I had been in the same spot five months earlier, when I stood on a couple feet of ice and the lake ahead of me looked like a barren, frozen tundra. In spots where the ice was broken, the water gave off wispy ghosts of steam: while frigid, the lake was still far warmer than the air, which at that time was -10 degrees. It looked like some other planet.
At some point—mid-May?—winter ended, and by this week the water temperature had supposedly climbed to the mid-60s, which I feel should be doable for any self-respecting Midwesterner. And no, I don’t have a wetsuit.
On Monday evening the rain fell in sheets, but by the next morning the skies were clear. I grabbed my goggles and headed to the beach. No one else was in the water, which surprised me. It was a beautiful deep blue and the sun shimmered off the surface.
I’ve long since learned that when it’s crisp you’re better off plunging in quickly, before your feet convince you that they’re turning purple and numb. And it was crisp. On the upside, it wasn’t cold enough to sting my face. Off I went.
At last—the return to swimming in the big pond! And it couldn’t have come at a better time.
I’m often asked how I can immerse myself in politics without getting totally depressed—as if something could possibly be a downer about the ongoing war on drugs, the latest scheme to squeeze another buck out of city residents, or an election system in which it’s legal to send a candidate a $2.5 million check.
The short, obvious answer is that I care and think it’s important to get these stories out there.
But OK—it can sometimes be a downer. “Yeah, I deal with the stress alright,” an alderman told me recently. “I drink and I smoke.”
We all have our drugs of choice, and as I’ve written before, mine is open-water swimming.
Chicago’s mayoral race unofficially kicked off last week, and I was still thinking about whether Rahm Emanuel will face a serious challenge as I started paddling into the current.

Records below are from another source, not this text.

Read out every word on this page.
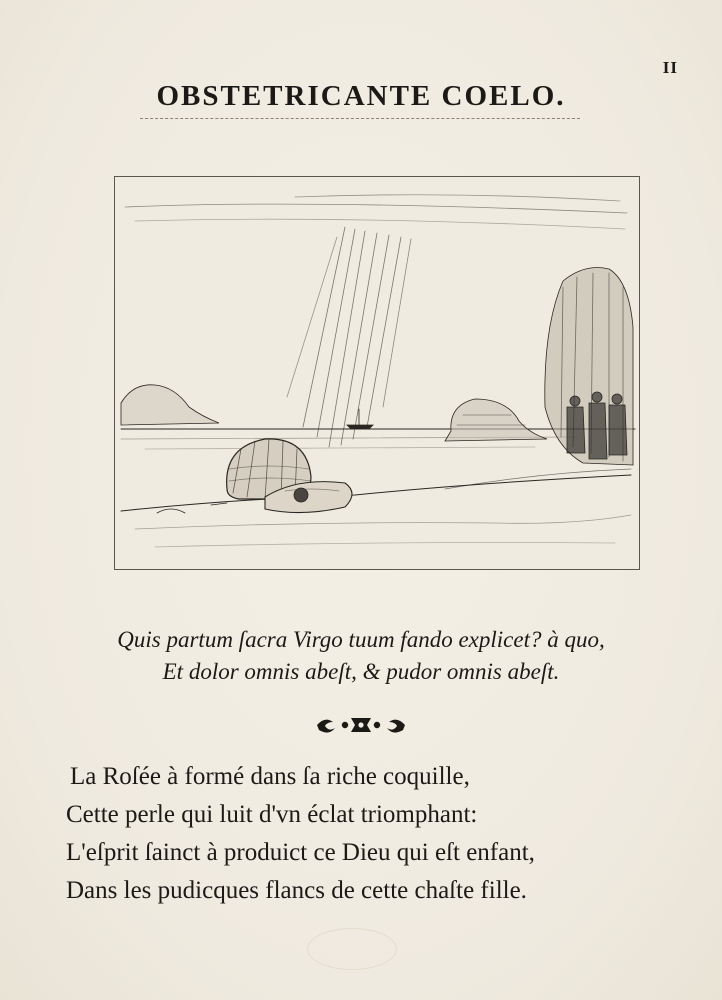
II
OBSTETRICANTE COELO.
Quis partum ſacra Virgo tuum fando explicet? à quo,
Et dolor omnis abeſt, & pudor omnis abeſt.
La Roſée à formé dans ſa riche coquille,
Cette perle qui luit d'vn éclat triomphant:
L'eſprit ſainct à produict ce Dieu qui eſt enfant,
Dans les pudicques flancs de cette chaſte fille.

It’s been 25 years since a sitting mayor had to worry about reelection. When officials start seeing public offices as their own, strange things happen, like the city parking system being sold off, or public schools being closed in some neighborhoods as the resources are transferred to other communities and interests . . .
At that point I turned my head to breathe and instead inhaled part of a wave.
Learning not to panic is the most important part of swimming, which I’ve discovered at moments when I started to panic: encountering currents stronger than I reckoned for, or running into things I didn’t see—a patch of seaweed, an old fishing net, a floating plastic bag. Once I looked up just in time to see a steel breaker appear out of murky water; my heart started racing, which is a fine way to start a disaster. Whenever something like this happens now, I stop, float, and collect my bearings before going on.
In cold water the biggest challenge is to keep moving but not too fast. I’ve been on swims when my hands turned cold enough that I couldn’t keep my fingers together; yet if I didn’t relax, I knew I’d burn off too much fuel too soon.
So I kept thinking about stretching out and gliding. After a few minutes I was warm and far down the beach, and my thoughts had drifted off to their own pleasant place. During my return trip a seagull floated above me, and I kept thinking: this is living.
It wasn’t until later that I learned why no one else was in the water. After the storms the night before, officials were forced to release runoff water and raw sewage into the lake to prevent flooding. It’s absurd that waste is ever released into the same lake that supplies our drinking water, but for now I’ll just note that all city beaches were closed as a safety precaution.
I haven’t turned green yet.
If anything, this has just strengthened my resolve. You never know what might happen next, and I’m not going to stop doing my thing, even if it means swimming through the muck.